In 2019 Jepkosgei tried her hand at the marathon with high expectations. She won in her debut in New York in 2019 and then took second at the 2020 Valencia Marathon in 2:18:40.  Since she’s still relatively new to the marathon (and has an incredible half marathon time) it stands to reason that she can still develop at the marathon distance. Will it be enough to best Kosgei? It will be tough, but she likely has the best chance of anyone in the field. 

3) Is Shura Kitata The Favorite In The Men’s Race?

This race is too wide open to settle on a favorite. Kitata is the defending champion and also finished runner-up in 2018, but he doesn’t have any other major marathon victories. There’s not much to separate Kitata from the seven men have personal bests quicker than him and also have an impressive array of podium finishes. Kitata ran at the Olympics, but didn’t finish race. The two men who finished directly behind him last year in London, Vincent Kipchumba and Sisay Lemma are back again this year. 

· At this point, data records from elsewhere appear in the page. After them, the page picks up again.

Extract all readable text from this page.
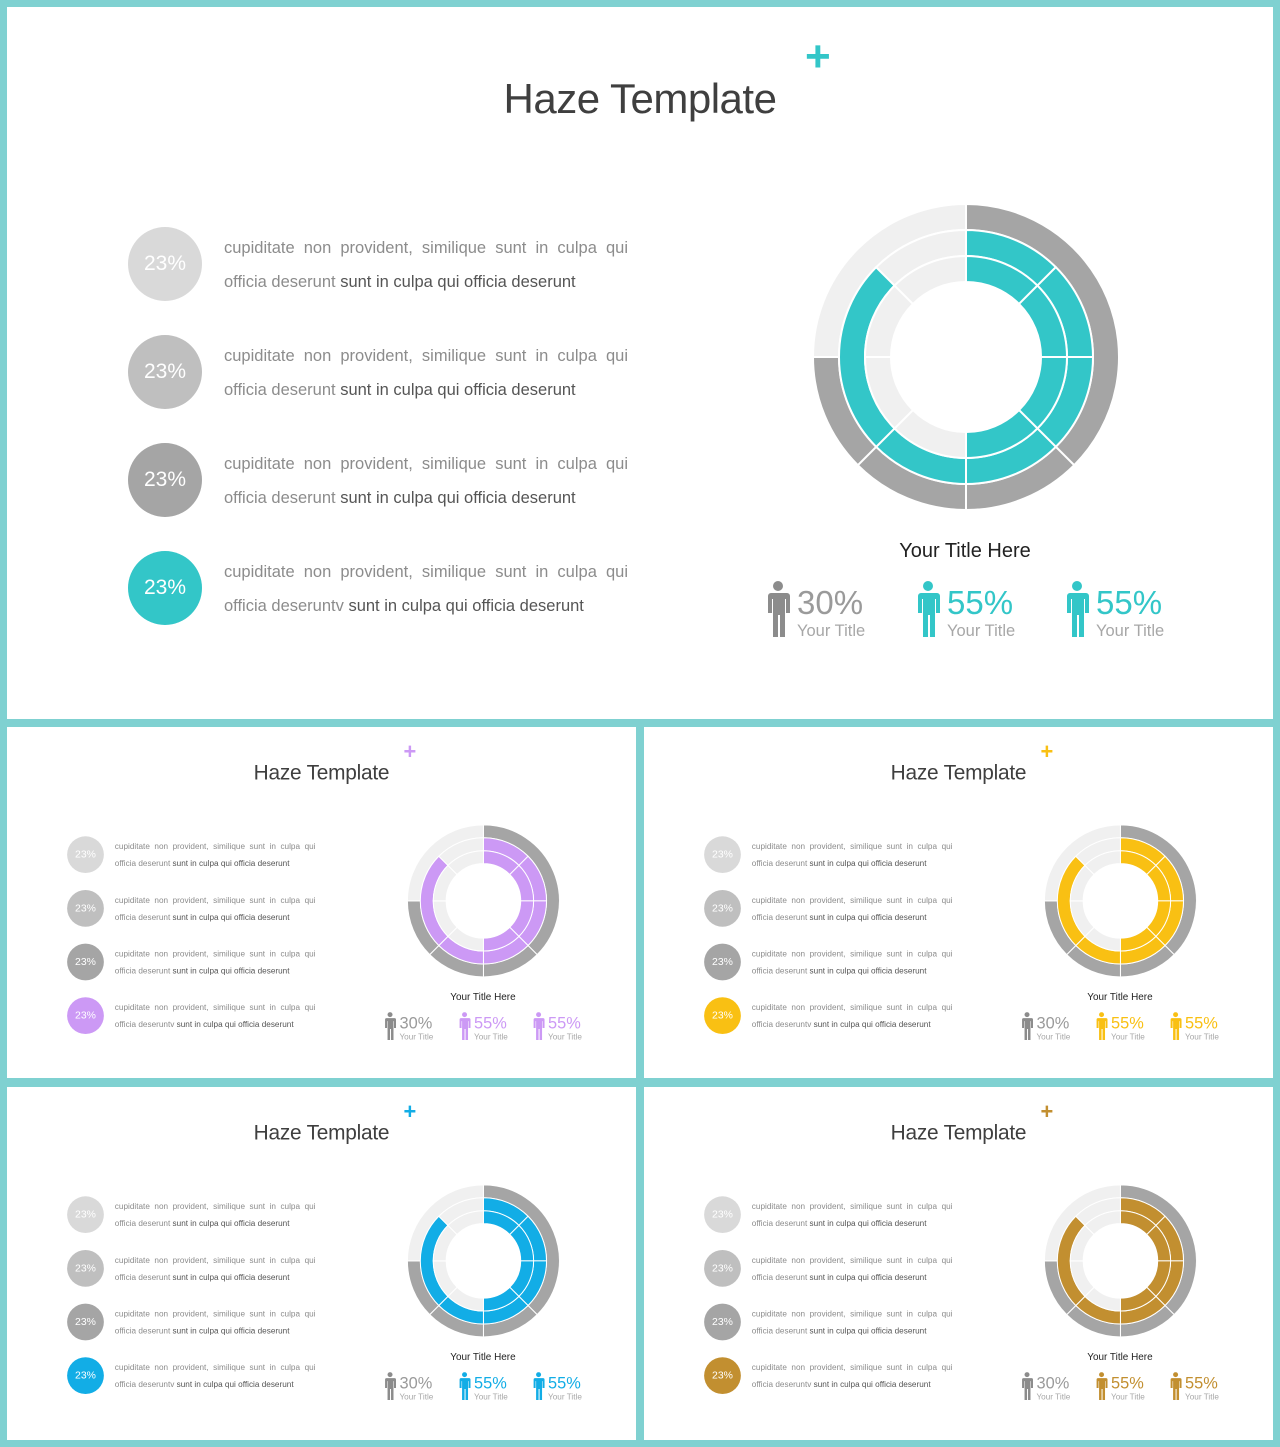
Haze Template
+
23%
cupiditate non provident, similique sunt in culpa qui
officia deserunt sunt in culpa qui officia deserunt
23%
cupiditate non provident, similique sunt in culpa qui
officia deserunt sunt in culpa qui officia deserunt
23%
cupiditate non provident, similique sunt in culpa qui
officia deserunt sunt in culpa qui officia deserunt
23%
cupiditate non provident, similique sunt in culpa qui
officia deseruntv sunt in culpa qui officia deserunt
Your Title Here
30%
Your Title
55%
Your Title
55%
Your Title
Haze Template
+
23%
cupiditate non provident, similique sunt in culpa qui
officia deserunt sunt in culpa qui officia deserunt
23%
cupiditate non provident, similique sunt in culpa qui
officia deserunt sunt in culpa qui officia deserunt
23%
cupiditate non provident, similique sunt in culpa qui
officia deserunt sunt in culpa qui officia deserunt
23%
cupiditate non provident, similique sunt in culpa qui
officia deseruntv sunt in culpa qui officia deserunt
Your Title Here
30%
Your Title
55%
Your Title
55%
Your Title
Haze Template
+
23%
cupiditate non provident, similique sunt in culpa qui
officia deserunt sunt in culpa qui officia deserunt
23%
cupiditate non provident, similique sunt in culpa qui
officia deserunt sunt in culpa qui officia deserunt
23%
cupiditate non provident, similique sunt in culpa qui
officia deserunt sunt in culpa qui officia deserunt
23%
cupiditate non provident, similique sunt in culpa qui
officia deseruntv sunt in culpa qui officia deserunt
Your Title Here
30%
Your Title
55%
Your Title
55%
Your Title
Haze Template
+
23%
cupiditate non provident, similique sunt in culpa qui
officia deserunt sunt in culpa qui officia deserunt
23%
cupiditate non provident, similique sunt in culpa qui
officia deserunt sunt in culpa qui officia deserunt
23%
cupiditate non provident, similique sunt in culpa qui
officia deserunt sunt in culpa qui officia deserunt
23%
cupiditate non provident, similique sunt in culpa qui
officia deseruntv sunt in culpa qui officia deserunt
Your Title Here
30%
Your Title
55%
Your Title
55%
Your Title
Haze Template
+
23%
cupiditate non provident, similique sunt in culpa qui
officia deserunt sunt in culpa qui officia deserunt
23%
cupiditate non provident, similique sunt in culpa qui
officia deserunt sunt in culpa qui officia deserunt
23%
cupiditate non provident, similique sunt in culpa qui
officia deserunt sunt in culpa qui officia deserunt
23%
cupiditate non provident, similique sunt in culpa qui
officia deseruntv sunt in culpa qui officia deserunt
Your Title Here
30%
Your Title
55%
Your Title
55%
Your Title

There’s also Birhanu Legese and Mosinet Geremew, two Ethiopians who have run under 2:03. Legese has won Tokyo twice, while Geremew was fourth at London last year and second in 2019. Evans Chebet dropped his personal best from 2:05:00 to 2:03:00 at last year’s Valencia Marathon. In short, this race is wide open.

4) Is There A Darkhorse In The Men’s Race?

It’s hard to call someone with a 2:02:57 personal best a darkhorse; however, it’s fitting for Titus Ekiru. Ekiru has been lost amidst the deep and experienced field. He’s never finished a World Marathon Major and more than half the marathons he has finished have been north of 2:07:00. But he’s coming off a massive personal best of 2:02:57 in Milan this May, the sixth fastest marathon in history. He should be fully recovered (unlike some others who ran in the Olympics) and is in the form of his life.